The tick index — typically referred to by its data symbol $TICK on most charting platforms — is calculated continuously during the regular NYSE trading session by computing: Tick = (Number of NYSE stocks on an uptick) minus (Number of NYSE stocks on a downtick). Because it is updated with every trade across all NYSE-listed securities, the tick index fluctuates rapidly and is primarily used as an intraday tool rather than an end-of-day indicator.
Historically, the tick index has ranged from approximately -1,500 (extreme selling pressure, nearly all stocks trading on downticks) to approximately +1,500 (extreme buying pressure). Readings in the range of -1,000 to +1,000 are common during normal market sessions. Values beyond +1,000 or below -1,000 have historically been considered extremes that may indicate near-term exhaustion of directional momentum — a condition sometimes called a tick extreme or tick thrust.
Some technicians track cumulative tick — a running sum of successive tick readings plotted against time, analogous to an advance-decline line — to evaluate whether intraday buying or selling pressure is persistent or episodic. A day in which cumulative tick trends consistently upward suggests broad, sustained buying across NYSE stocks, while a day of declining cumulative tick indicates persistent selling pressure.

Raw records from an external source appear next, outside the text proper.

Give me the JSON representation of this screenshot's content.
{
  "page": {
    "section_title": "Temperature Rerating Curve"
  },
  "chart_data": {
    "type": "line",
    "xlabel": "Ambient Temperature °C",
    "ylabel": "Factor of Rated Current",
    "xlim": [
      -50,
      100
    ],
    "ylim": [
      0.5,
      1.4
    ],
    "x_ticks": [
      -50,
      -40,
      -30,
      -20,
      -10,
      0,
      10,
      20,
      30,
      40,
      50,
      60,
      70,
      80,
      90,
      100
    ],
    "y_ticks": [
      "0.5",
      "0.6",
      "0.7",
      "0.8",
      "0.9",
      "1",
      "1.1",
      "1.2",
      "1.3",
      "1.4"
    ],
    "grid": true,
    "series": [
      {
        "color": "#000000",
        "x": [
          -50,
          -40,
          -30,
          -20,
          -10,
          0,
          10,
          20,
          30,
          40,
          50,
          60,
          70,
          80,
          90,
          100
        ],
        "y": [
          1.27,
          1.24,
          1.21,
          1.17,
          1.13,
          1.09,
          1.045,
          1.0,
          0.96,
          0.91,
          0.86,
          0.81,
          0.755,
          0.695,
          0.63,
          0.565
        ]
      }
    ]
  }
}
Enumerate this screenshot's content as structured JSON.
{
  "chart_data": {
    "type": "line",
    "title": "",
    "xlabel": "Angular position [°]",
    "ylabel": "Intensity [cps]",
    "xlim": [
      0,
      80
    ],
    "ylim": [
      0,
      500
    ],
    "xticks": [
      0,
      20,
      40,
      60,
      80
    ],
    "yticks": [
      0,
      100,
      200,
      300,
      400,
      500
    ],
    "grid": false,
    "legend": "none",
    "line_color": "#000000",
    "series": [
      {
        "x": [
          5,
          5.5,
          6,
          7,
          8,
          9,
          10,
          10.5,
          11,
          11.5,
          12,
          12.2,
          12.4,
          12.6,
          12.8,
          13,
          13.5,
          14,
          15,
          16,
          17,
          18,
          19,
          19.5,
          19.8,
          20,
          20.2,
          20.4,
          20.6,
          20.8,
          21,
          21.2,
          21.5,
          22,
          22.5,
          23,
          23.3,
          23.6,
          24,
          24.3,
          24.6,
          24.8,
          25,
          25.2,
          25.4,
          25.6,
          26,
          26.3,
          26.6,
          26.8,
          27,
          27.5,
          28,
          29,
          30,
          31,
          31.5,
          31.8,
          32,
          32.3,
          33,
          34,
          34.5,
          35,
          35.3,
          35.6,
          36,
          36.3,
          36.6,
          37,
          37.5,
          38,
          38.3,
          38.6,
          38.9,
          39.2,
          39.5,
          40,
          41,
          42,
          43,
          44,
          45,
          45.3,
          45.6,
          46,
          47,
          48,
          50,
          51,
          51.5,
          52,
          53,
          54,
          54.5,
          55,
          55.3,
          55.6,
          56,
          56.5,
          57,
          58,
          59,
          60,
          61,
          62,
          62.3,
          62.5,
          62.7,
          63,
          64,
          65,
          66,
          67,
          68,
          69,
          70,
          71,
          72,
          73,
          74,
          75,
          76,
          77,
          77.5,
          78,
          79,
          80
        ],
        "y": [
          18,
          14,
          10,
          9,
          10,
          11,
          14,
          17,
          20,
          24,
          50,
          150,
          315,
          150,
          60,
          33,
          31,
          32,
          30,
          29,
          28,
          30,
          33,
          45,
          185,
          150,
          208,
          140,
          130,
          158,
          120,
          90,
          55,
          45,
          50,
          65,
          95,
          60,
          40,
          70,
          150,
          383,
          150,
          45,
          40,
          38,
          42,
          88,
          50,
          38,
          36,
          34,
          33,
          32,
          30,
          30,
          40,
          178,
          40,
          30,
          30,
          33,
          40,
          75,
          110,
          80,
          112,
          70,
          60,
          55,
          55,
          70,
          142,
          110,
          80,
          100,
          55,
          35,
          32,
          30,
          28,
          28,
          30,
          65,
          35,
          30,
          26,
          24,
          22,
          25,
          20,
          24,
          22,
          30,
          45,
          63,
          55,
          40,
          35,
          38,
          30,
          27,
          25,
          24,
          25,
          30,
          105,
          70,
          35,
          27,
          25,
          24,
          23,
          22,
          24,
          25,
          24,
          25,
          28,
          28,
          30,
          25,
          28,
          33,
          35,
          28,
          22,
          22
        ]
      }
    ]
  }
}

The tick index is also used to time the entry and exit of individual stock trades by some active traders. The reasoning is that when the broad market tick is at an extreme low, selling pressure across the market is at a temporary peak, and buying into that broad weakness (in stocks with favorable underlying setups) has historically shown improved risk-adjusted entry characteristics in backtests. As with all market breadth tools, the tick index is a tool for contextualizing market conditions and does not independently determine outcomes in individual securities.